String Bio, dünyada CleanRise adlı mikrobiyal bazlı bir biyo-uyarıcı ve metan türevi, kimyasal içermeyen, doğal biyo-uyarıcı olan Impakt adlı peptit bazlı biyo-uyarıcı geliştiren ilk şirkettir. Metan türevi biyostimulantlar, gelişmiş vejetatif büyüme ve çiçeklenme, gelişmiş kök gelişimi, daha iyi toprak sağlığı, stres toleransı ve artan verim dahil olmak üzere bitki büyümesi üzerinde birçok etkiye sahiptir. Sürdürülebilir tarımsal ürünlerdeki artan ihtiyacı, dönüm başına artan üretkenliği ve tarımdan kaynaklanan sera gazı emisyonlarını azaltmaktadırlar.
Daha Az Metan ile Pirinç Yetiştirme
Sulak alan topraklarının korunması ve bakımı, gelecek nesiller için gıda üretimini karşılamak, sürdürmek ve ayrıca nesli tükenmekte olan bitki ve vahşi yaşam türleri habitatlarını korumak için esastır. Asya'da, sulak alanlar binlerce yıldır gıda üretimi için yoğun bir şekilde kullanılmakta olup, pirinç bölgenin hakim ürünü konumundadır. Pirinç dünyanın en önemli sulak gıda mahsulü olup, her yıl daha fazla artan bir yetiştirme baskısı altındadır. Pirinç ve ürünlerinin gelecek 30 yıl içinde dünyada 10 milyar insanı beslemesi bekleniyor.

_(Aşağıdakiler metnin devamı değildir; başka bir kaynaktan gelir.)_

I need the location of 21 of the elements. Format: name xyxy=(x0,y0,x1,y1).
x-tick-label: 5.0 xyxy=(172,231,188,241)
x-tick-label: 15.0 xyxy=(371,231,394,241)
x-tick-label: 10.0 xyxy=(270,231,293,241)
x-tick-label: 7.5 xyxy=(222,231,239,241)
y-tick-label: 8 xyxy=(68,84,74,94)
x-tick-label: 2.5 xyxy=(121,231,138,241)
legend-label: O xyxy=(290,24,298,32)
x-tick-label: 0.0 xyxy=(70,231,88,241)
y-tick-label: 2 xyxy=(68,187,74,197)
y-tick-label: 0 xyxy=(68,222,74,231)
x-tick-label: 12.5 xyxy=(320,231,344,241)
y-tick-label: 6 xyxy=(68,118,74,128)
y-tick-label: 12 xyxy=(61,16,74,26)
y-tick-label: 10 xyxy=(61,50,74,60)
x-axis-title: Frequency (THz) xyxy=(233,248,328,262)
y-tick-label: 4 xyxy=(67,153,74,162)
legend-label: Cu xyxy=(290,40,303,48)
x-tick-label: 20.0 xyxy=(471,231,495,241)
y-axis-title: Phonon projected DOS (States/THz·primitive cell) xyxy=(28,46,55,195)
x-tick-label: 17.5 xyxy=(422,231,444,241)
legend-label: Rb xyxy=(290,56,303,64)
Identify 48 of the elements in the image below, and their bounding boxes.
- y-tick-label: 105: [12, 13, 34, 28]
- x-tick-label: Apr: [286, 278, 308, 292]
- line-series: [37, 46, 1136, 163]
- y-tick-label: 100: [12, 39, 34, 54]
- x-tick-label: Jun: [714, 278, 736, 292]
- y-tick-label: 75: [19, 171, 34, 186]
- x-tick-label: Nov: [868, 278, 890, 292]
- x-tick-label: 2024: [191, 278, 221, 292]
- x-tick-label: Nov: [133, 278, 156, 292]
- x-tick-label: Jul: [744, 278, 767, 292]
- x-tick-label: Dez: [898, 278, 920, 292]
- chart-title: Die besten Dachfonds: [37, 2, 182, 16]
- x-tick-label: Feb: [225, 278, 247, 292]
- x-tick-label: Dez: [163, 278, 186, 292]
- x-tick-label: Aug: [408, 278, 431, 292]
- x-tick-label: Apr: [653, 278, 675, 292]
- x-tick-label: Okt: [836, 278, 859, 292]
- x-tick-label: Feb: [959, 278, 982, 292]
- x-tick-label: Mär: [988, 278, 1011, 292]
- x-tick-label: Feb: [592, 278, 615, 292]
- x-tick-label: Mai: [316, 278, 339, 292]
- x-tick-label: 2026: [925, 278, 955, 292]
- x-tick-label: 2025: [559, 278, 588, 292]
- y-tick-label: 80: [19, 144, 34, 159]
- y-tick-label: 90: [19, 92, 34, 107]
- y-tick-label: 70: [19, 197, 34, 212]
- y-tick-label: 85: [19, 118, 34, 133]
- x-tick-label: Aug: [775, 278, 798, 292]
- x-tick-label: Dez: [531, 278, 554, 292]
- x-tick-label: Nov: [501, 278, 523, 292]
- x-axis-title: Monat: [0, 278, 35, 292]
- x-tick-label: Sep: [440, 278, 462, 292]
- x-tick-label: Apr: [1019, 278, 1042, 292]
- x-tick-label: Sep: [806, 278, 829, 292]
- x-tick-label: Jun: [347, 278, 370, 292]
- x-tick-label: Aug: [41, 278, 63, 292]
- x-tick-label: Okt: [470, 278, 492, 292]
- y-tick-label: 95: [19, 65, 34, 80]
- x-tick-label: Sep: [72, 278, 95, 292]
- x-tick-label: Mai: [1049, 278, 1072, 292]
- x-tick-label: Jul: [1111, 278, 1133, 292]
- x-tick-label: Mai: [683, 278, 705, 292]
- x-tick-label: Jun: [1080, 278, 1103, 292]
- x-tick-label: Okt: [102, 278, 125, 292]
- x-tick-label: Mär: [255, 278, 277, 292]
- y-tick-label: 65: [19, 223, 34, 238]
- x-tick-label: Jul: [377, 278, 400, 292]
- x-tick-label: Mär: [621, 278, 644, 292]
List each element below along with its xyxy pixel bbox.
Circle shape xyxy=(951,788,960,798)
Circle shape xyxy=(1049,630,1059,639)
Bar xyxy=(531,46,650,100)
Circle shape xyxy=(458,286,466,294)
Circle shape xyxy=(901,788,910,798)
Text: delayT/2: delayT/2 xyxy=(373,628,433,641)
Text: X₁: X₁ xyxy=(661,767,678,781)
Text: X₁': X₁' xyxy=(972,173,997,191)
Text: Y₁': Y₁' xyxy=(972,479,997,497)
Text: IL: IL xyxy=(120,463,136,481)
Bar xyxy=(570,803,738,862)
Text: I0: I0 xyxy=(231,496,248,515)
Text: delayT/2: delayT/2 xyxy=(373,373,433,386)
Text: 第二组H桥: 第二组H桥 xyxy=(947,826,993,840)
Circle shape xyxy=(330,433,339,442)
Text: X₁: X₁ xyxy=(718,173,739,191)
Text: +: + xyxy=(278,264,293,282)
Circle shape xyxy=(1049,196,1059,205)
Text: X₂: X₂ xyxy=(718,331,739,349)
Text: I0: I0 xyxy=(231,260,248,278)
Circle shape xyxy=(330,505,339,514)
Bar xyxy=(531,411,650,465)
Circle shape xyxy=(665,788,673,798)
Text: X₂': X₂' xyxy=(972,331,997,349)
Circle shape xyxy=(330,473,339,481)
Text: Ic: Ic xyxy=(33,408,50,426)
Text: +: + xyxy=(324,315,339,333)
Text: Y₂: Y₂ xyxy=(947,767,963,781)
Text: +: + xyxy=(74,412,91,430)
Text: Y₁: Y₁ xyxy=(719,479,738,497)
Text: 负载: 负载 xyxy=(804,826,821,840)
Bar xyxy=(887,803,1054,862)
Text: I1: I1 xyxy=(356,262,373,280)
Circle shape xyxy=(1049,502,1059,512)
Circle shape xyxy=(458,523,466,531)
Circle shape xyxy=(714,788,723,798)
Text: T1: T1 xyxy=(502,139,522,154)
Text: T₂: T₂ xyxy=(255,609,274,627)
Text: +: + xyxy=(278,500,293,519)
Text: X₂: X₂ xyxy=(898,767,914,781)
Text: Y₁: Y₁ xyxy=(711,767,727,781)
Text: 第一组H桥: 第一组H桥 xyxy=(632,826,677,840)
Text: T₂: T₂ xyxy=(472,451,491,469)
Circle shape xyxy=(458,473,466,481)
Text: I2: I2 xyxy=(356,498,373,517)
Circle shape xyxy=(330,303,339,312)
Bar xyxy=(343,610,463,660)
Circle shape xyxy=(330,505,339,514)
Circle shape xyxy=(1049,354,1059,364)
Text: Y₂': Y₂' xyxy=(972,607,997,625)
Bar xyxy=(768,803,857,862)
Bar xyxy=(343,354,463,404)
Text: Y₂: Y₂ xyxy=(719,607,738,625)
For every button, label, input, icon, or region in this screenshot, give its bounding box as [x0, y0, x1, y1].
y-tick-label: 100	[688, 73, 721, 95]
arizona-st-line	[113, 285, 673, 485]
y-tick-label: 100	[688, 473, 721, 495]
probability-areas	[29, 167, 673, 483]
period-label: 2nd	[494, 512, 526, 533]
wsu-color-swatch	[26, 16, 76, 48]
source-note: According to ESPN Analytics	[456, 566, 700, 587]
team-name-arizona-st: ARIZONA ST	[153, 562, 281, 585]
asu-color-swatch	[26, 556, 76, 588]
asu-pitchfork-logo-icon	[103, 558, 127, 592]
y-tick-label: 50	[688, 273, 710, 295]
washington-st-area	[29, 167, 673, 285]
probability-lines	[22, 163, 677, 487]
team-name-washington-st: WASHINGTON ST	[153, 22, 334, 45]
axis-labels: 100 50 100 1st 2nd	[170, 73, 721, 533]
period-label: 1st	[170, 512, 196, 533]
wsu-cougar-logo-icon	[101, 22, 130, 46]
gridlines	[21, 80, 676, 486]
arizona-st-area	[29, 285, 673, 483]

140 milyon hektarlık bir alanı kaplayan dünyadaki pirincin yüzde 90'ından fazlası Asya'da üretilmektedir. Bu da kıtanın bu ürünün üretiminden kaynaklı ve büyük ölçekli olarak ortaya çıkan metan emisyonlarından sorumlu olduğu anlamına geliyor.
Pirinç üretimi, yıllık metan emisyonlarının yaklaşık %10-13 ünü oluşturuyor ve bu da sera gazı emisyonları seviyesinde onu uluslararası havacılıkta ortaya çıkan emisyonla aynı seviyeye getiriyor.
Karbona düşmanımız olarak değil, tarımın karbon ayak izini azaltmak için ulaşım, sanayi ve altyapı gibi sektörlerden daha fazla seçenek sunabileceği için müttefikimiz olarak bakmanın zamanı geldi. Sadece sürdürülebilir olmakla kalmayıp aynı zamanda iklim değişikliğine karşı mücadelede büyük ölçüde yardımcı olabilecek daha fazla tarımsal biyoteknoloji çözümlerini uygulamamız ve desteklememiz gerekiyor.